The mean and variance values for the layer must be either supplied on construction or learned via adapt(). adapt() will compute the mean and variance of the data and store them as the layer's weights. adapt() should be called before fit(), evaluate(), or predict().

>Note: Standard deviation quantifies the dispersion of data points around the mean (average). A low value indicates that the data points are clustered closely around the mean, while a high value suggests the data points are more dispersed. Standard deviation allows for comparison of the variability within different sets of data.  

```python
# A preprocessing layer which normalizes continuous features
normalization_layer = tf.keras.Normalization(axis=-1) # Defaults to -1 i.e. the last axis (feature dimention)
normalization_layer.adapt(X)  # Learn mean, variance  
X_normalized = normalized_layer(X)  # Apply normalization
```  

#### Modeling and prediction

* Bulding the model with Tensorflow will utilize 2 more layers in addition to the input layer - a hidden layer with 3 neurons and an output layer.

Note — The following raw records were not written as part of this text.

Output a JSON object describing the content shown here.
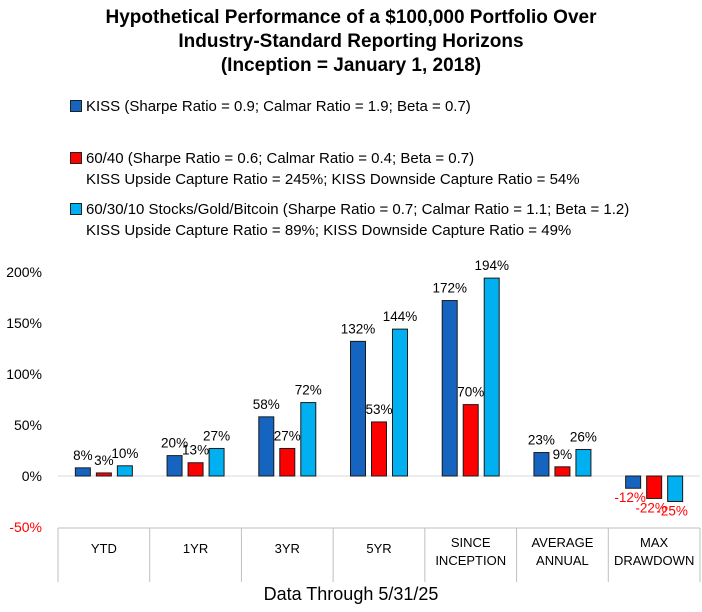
{
  "title_lines": [
    "Hypothetical Performance of a $100,000 Portfolio Over",
    "Industry-Standard Reporting Horizons",
    "(Inception = January 1, 2018)"
  ],
  "legend": [
    {
      "text": "KISS (Sharpe Ratio = 0.9; Calmar Ratio = 1.9; Beta = 0.7)",
      "sub": "",
      "color": "#1565C0"
    },
    {
      "text": "60/40 (Sharpe Ratio = 0.6; Calmar Ratio = 0.4; Beta = 0.7)",
      "sub": "KISS Upside Capture Ratio = 245%; KISS Downside Capture Ratio = 54%",
      "color": "#FF0000"
    },
    {
      "text": "60/30/10 Stocks/Gold/Bitcoin (Sharpe Ratio = 0.7; Calmar Ratio = 1.1; Beta = 1.2)",
      "sub": "KISS Upside Capture Ratio = 89%; KISS Downside Capture Ratio = 49%",
      "color": "#00B0F0"
    }
  ],
  "footer": "Data Through  5/31/25",
  "chart_data": {
    "type": "bar",
    "categories": [
      "YTD",
      "1YR",
      "3YR",
      "5YR",
      "SINCE\nINCEPTION",
      "AVERAGE\nANNUAL",
      "MAX\nDRAWDOWN"
    ],
    "series": [
      {
        "name": "KISS",
        "color": "#1565C0",
        "values": [
          8,
          20,
          58,
          132,
          172,
          23,
          -12
        ]
      },
      {
        "name": "60/40",
        "color": "#FF0000",
        "values": [
          3,
          13,
          27,
          53,
          70,
          9,
          -22
        ]
      },
      {
        "name": "60/30/10 Stocks/Gold/Bitcoin",
        "color": "#00B0F0",
        "values": [
          10,
          27,
          72,
          144,
          194,
          26,
          -25
        ]
      }
    ],
    "data_labels": [
      [
        "8%",
        "20%",
        "58%",
        "132%",
        "172%",
        "23%",
        "-12%"
      ],
      [
        "3%",
        "13%",
        "27%",
        "53%",
        "70%",
        "9%",
        "-22%"
      ],
      [
        "10%",
        "27%",
        "72%",
        "144%",
        "194%",
        "26%",
        "-25%"
      ]
    ],
    "yticks": [
      200,
      150,
      100,
      50,
      0,
      -50
    ],
    "ytick_labels": [
      "200%",
      "150%",
      "100%",
      "50%",
      "0%",
      "-50%"
    ],
    "ylim": [
      -50,
      200
    ],
    "negative_label_color": "#FF0000",
    "xlabel": "",
    "ylabel": ""
  }
}
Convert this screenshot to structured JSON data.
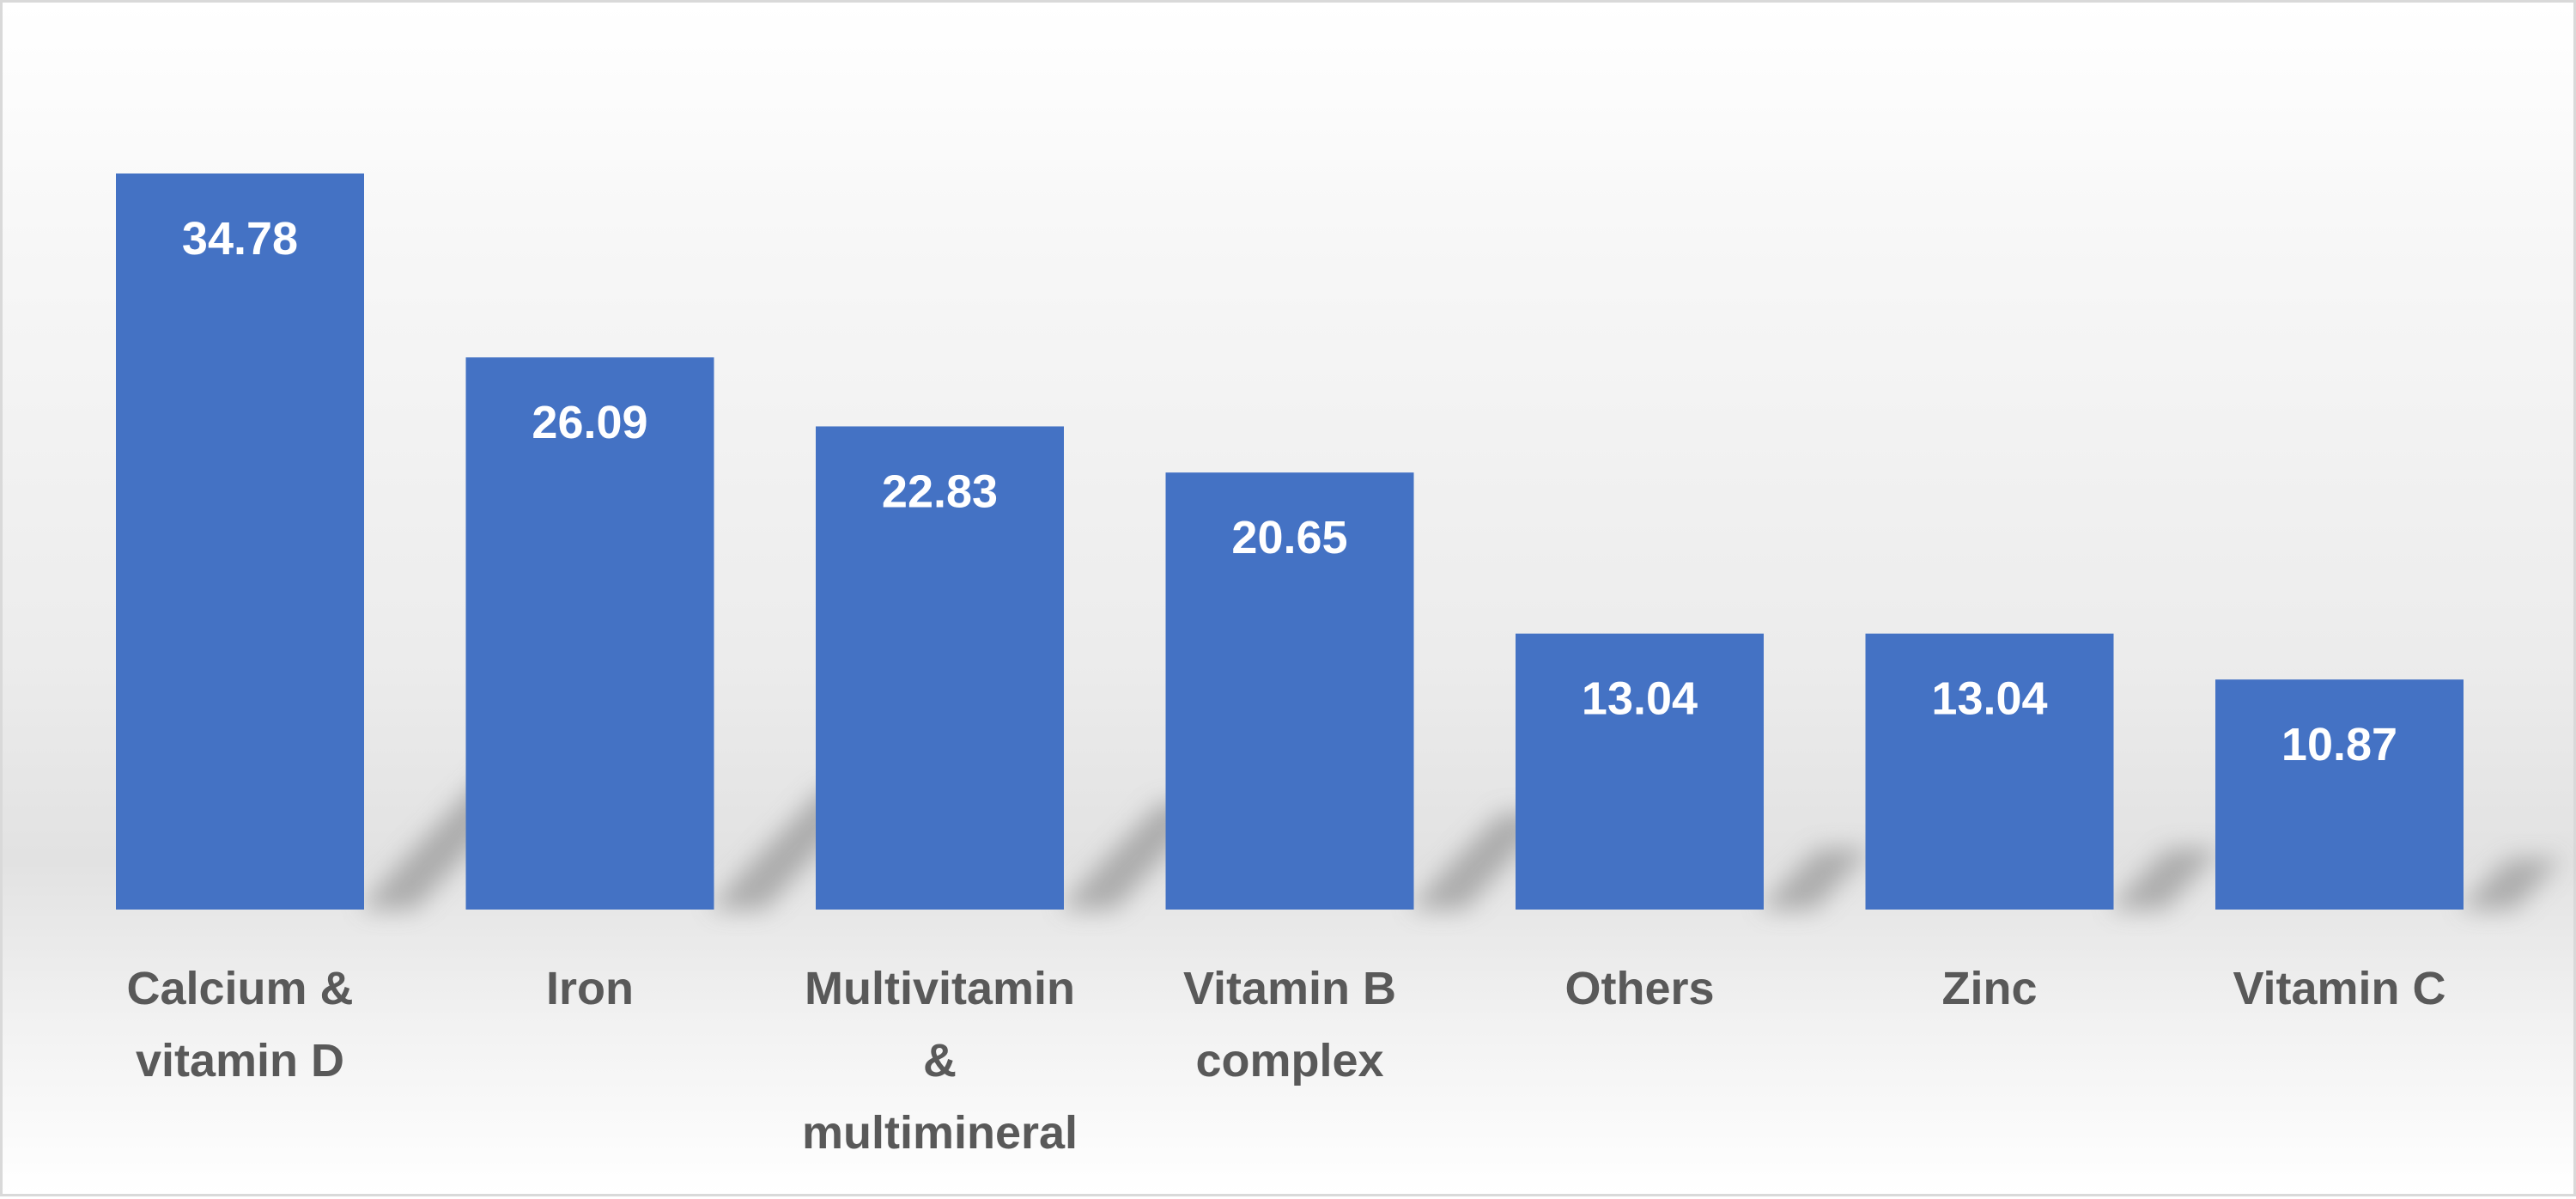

Both of them will use sigmoid as activation function.
* The number of neurons in a hidden layer is a matter of choice of NN architecture and is base on the complexity of the problem.
   * It is tunned experimentally (via cross-validation).
   * As a general rule it determines the model capacity: More neurons = higher capacity to learn complex patterns. Too few → underfitting; too many → overfitting.
* In this case, the hidden layer with 3 neurons is used to learn the 3 different types (classes) of 'not well roasted' beans  - undercooked due to too low temperature, undercooked due to too short duration, and overcooked.
![image.png](attachment:278c18a8-8b9d-48c2-a6e9-5242f314af3c.png)  

```python
from tensorflow.keras.models import Sequential
from tensorflow.keras.layers import Dense
from tensorflow.keras import Input
from tensorflow.keras.optimizers import Adam
from tensorflow.keras.losses import BinaryCrossentropy

# Simple model with 2 input features, 3 neurons in hidden layer, and 1 output
model = Sequential([
    Input(shape=(2,)),
    Dense(3, input_shape=(2,), activation='sigmoid'),  # hidden layer
    Dense(1)  # output layer; do not include sigmoid activation here to improve computation stability for very small or large feature values   
])

model.compile(
    optimizer=Adam(learing_rate=0.1), 
    loss=BinaryCrossentropy(from_logits=True)  # this tells the loss to apply sigmoid itself; logits = raw output
)

model.fit(X_train, y_train, epochs=10)

prediction = model.predict(X_test) # X_test must be normalized, as is X_train
```

* $Dense$ means fully connected — each neuron in the layer receives input from all neurons in the previous layer.
* $Sequential$ builds a linear stack of layers, where the model flow is layer-by-layer, from input to output.
* The combination of Dense and Sequential builds a chain of layers where the output of one layer becomes input of the next.
* $Input(shape=2,))$ specifies the expected shape of the input, allowing Tensorflow to size the the weights and bias parameters at this point. This can be ommited in practice, when the input data is specified with $model.fit$ instead.
* Including explicitely the sigmoid activation in the final layer is not considered best practice. It's better allow it to be accounted for in the loss, which improves numerical stability.
   * sigmoid_cross_entropy_with_logits(logits=x, labels=y) function compute sigmoid by combining the math in a way that is numerically stable, using algebraic tricks
* Fitting updates the weights of the model. 
* The outputed $prediction$ is a probability to which a threshold must be applied for final decision if the beans a roasted well.